Respite boosts chances for state-run health exchange in Idaho

Published: March 4, 2013 

House Speaker Scott Bedke

Speaker Bedke's deftness leaves opponents scrambling for a leader while holding out hope they can stop the plan.

Rather than seize the momentum of an impressive 23-12 Senate vote for Gov. Butch Otter's Idaho-run online insurance marketplace on Feb. 21, House Speaker Scott Bedke laid back.

He postponed a Feb. 25 hearing on House Bill 179, the trailer bill backed by 16 GOP freshmen, in exchange for support of Otter's Senate Bill 1042. Bedke assigned Health and Welfare Committee Chairman Fred Wood to spend last week combining the two bills and adding friendly amendments agreeable to Otter.

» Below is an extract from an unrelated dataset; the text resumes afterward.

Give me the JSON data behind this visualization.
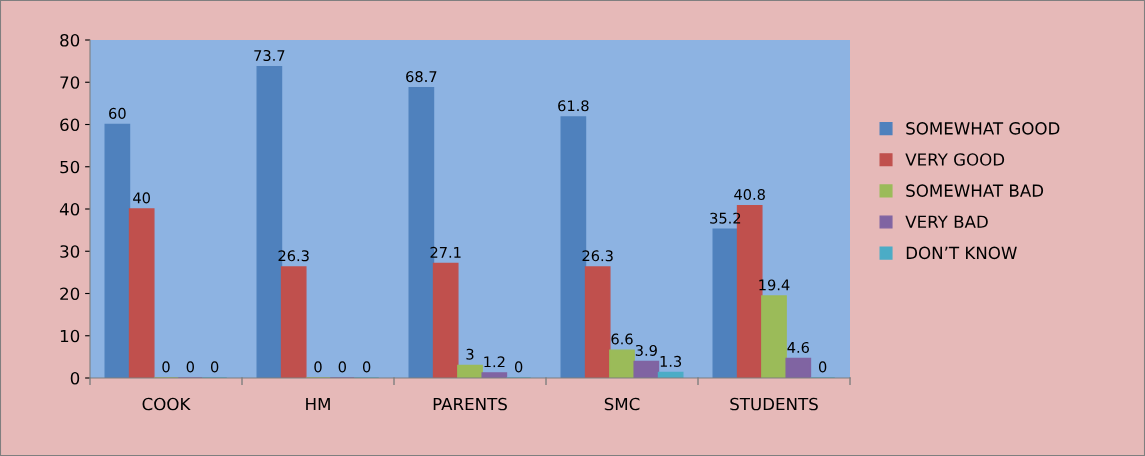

The result - scheduled for introduction Monday in Wood's committee - appears to have withered House opposition and left foes without an obvious champion.

House GOP Caucus Chairman John Vander Woude of rural Ada County still says he can't find anything to like in Otter's plan but admits that no experienced leader has surfaced to rally the opposition.

Vander Woude, the No. 4 House GOP leader, is joined by No. 2 and No. 3 in opposing Otter and Bedke. But Majority Leader Mike Moyle of Star and Assistant Majority Leader Brent Crane of Nampa sound like beaten puppies.

"I don't like it," Moyle said last week. "But I'm not the leader of any organized opposition."

Said Crane: "Although I am opposed to a state-based exchange, I am not the leader of the opposition and I don't know who is."

In their place, a freshman lawmaker not part of the Gang of 16 is trying to step up: Janet Trujillo, R-Idaho Falls.

"If somebody needed to stick their neck out and be the leader, I would gladly take that on," said Trujillo. "We definitely have our work cut out for us. We need to explain to people that the only way we can keep our state sovereignty is to say no."

Wayne Hoffman of the Idaho Freedom Foundation, the leading lobbyist against the exchange, said he's "still hopeful." Hoffman says the Gang of 16's proposal "appears to be unraveling," but freshman Rep. Steve Miller, R-Fairfield, said the group is solid.

Bedke's slowdown erased what might have been a persuasive argument for some, particularly the historically large freshman class dealing with a complex issue that has political punch.

"There will be no legitimate basis for criticism of the process," said Wood, R-Burley. "People can't say, 'We didn't have time, they railroaded it through, they're a bunch of bad guys because they didn't want discussion.' There's been more discussion on this issue than on any issue since I've been here."

The review included a working group in 2011 and a task force in 2012, both of which produced bills leading to SB 1042.

Bedke, R-Oakley, said he understands that stretching out the process means another Senate committee hearing and another Senate floor debate, after the six-hour talkfest on Feb. 21. But he said giving opponents a chance to tweak a single bill will make the result less cumbersome and might even pick up votes.

"Any new ideas have to be in good faith, that is to say: No poison pills," Bedke said. "I'm all about a cleaner, streamlined approach."

Amendments could include a hat tip to Oklahoma's lawsuit, which attempts to bring the Affordable Care Act down like a Jenga tower by removing the tax credits and subsidies that support "affordable."

But Wood said hostile amendments to put rulemaking under the direct authority of the Legislature or to limit monthly fees for customers to $5 are unacceptable.

Republicans haven't given up on their opposition to Obamacare, but Bedke hopes to convince a few more to accept the fact that, absent a state exchange, the feds will step in to run one.

"We've got to play the hand we're dealt," Bedke said. "I think it's incumbent on the Legislature to make a bad situation a little better, while looking for a process that's cheaper for Idahoans and keeps jobs in Idaho."

Bedke appears on the verge of winning his first big fight as speaker, after unseating the House's leading state-exchange opponent, former Speaker Lawerence Denney, R-Midvale, in December.

But bet on this: Bedke doesn't just want 36 votes in the 70-member House. He'll be watching whether a majority of his 57-member GOP caucus sides with its new speaker, and, better yet, whether there are 36 Republican votes for Otter's plan.